The result is a topping of cottage cheese snow, about six-inches thick, for my pile to work its way up through anew.
The log walls cleared of most of the old snow, I grab the rebar rod, clamor atop and punch a couple dozen holes down through the pile. I focus on reaching the “cold” areas where the heat from within hasn’t percolated upward. My goal is to activate as much of the pile as I can to give my pile fresh gulps of air to offset the weight and soddening effect of the water within snow. Sort of like doing acupuncture, only with a half-inch metal bar.
Aside from the shoveling of my driveway and porches and chilly walks along the beach with the dog, such tinkering is my exercise for a winter day. In short order my arms are heavy and burning with the effort of plunging the length of ribbed iron again and again through the resisting layers matted leaves below. The working end of the bar heats up before long, and the jousting releases a faint whiff of rotten egg.
In the aptly titled “Let It Rot! – The Gardener’s Guide to Composting,” Stu Campbell explains:
“To grow and multiply, microorganisms need four things: (1) an energy source, or carbon; (2) a protein source, or nitrogen; (3) oxygen; and (4) moisture.
“Oxygen is required by many of the microorganisms, especially the most efficient bacteria, called aerobes. When not enough oxygen is available, the aerobes cannot survive and the anaerobes take over. Once this happens, decomposition slows by as much as 90 percent.
“The aerobe can do a more complete job of composting than can the anaerobe. As the aerobe and its cohorts break down carbon compounds into carbon dioxide and water, they are also producing a lot of energy. This gives them a distinct advantage, because they can use this energy to grow that much faster themselves and decompose that much more material. At the same time, and no less important, they excrete plant nutrients such as nitrogen, phosphorus, and magnesium, to name just a few.
“Meanwhile, back at the airtight heap, the anaerobes struggle to produce carbon dioxide, water, energy, and nutrients, too – although in much smaller quantities when compared to the aerobe’s performance.

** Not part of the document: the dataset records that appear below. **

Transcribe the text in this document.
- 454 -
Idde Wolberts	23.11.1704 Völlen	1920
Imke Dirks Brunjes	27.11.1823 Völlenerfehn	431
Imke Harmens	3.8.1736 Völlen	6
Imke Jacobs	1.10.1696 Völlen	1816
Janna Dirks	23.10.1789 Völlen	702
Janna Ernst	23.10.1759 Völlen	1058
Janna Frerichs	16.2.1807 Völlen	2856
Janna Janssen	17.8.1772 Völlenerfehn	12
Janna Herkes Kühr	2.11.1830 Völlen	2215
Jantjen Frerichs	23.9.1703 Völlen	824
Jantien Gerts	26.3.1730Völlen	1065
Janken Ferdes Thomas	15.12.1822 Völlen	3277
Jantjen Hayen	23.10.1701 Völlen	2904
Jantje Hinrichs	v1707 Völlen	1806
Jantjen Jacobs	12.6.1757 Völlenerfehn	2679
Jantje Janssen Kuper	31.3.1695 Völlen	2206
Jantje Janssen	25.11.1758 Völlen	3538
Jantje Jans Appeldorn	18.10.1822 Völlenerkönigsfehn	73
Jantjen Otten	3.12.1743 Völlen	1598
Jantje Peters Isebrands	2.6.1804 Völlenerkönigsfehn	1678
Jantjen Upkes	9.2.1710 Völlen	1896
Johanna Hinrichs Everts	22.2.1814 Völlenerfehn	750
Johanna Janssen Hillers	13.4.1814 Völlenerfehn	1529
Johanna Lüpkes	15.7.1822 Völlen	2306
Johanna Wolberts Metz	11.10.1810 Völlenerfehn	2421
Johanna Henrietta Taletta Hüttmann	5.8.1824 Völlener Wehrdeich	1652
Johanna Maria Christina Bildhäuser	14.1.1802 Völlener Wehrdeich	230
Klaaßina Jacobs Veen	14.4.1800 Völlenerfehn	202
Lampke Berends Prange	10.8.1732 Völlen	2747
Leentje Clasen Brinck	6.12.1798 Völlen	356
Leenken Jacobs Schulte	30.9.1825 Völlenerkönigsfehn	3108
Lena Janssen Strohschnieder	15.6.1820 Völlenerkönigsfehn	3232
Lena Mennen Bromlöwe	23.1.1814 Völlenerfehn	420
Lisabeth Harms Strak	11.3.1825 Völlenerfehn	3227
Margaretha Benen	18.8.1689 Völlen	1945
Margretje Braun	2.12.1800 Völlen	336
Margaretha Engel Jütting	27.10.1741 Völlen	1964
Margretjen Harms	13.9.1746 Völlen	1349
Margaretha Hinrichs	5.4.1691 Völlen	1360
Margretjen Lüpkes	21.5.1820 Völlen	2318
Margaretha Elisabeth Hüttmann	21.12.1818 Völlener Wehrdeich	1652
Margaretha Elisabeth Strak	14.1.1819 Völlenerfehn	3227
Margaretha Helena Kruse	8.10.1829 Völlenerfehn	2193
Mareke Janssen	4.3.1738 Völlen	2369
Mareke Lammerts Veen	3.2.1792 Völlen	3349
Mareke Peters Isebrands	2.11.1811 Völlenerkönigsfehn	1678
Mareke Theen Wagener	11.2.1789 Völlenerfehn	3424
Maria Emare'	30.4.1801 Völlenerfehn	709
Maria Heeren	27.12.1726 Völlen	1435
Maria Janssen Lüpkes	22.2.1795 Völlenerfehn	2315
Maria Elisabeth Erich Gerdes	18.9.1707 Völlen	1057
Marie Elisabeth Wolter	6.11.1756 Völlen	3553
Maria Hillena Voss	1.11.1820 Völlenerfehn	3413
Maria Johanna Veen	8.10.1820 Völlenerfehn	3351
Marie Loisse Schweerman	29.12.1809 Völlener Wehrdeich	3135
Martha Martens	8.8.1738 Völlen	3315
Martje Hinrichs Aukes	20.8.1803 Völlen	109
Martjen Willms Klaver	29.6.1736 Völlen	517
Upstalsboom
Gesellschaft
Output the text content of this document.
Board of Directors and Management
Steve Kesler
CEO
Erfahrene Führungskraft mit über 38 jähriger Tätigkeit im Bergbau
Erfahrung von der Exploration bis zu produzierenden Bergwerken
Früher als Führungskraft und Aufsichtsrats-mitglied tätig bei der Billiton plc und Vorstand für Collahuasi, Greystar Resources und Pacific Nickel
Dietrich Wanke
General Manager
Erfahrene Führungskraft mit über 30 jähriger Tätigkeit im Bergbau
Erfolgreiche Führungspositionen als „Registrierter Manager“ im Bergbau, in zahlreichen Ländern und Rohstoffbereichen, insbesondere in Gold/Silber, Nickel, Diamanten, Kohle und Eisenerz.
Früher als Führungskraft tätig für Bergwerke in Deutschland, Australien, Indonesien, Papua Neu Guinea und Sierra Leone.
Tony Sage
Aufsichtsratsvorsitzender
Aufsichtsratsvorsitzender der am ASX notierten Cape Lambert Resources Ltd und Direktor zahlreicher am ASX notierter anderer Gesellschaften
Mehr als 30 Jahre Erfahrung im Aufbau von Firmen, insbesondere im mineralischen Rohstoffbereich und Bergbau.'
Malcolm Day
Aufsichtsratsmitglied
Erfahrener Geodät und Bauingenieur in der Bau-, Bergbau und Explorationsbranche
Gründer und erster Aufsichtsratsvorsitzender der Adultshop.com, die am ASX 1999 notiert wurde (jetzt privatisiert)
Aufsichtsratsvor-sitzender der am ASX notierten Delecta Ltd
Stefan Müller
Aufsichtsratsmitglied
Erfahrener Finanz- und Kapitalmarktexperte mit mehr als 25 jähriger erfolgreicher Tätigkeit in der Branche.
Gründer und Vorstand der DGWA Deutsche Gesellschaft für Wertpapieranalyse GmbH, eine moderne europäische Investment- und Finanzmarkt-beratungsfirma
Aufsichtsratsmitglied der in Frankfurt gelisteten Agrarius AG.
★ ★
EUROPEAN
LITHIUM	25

They also produce a lot of useless organic acids and amines (ammonia-like substances), and in some cases are toxic to plants. Some of the end products of the anaerobe’s efforts are hydrogen sulfide (which smells like rotten eggs), cadaverine, and putrescine. These last two descriptive names do a great deal to explain the nauseating odor of an anaerobic compost pile. So you see why this book places so much emphasis on keeping the pile well aerated.”
At this point in its life cycle, my pile has all that it needs, save air to keep breathing. There is no timeline for my pile, no order to fill. I could let it slumber in stasis through these days and nights of sub-freezing weather. But where’s the sport in that?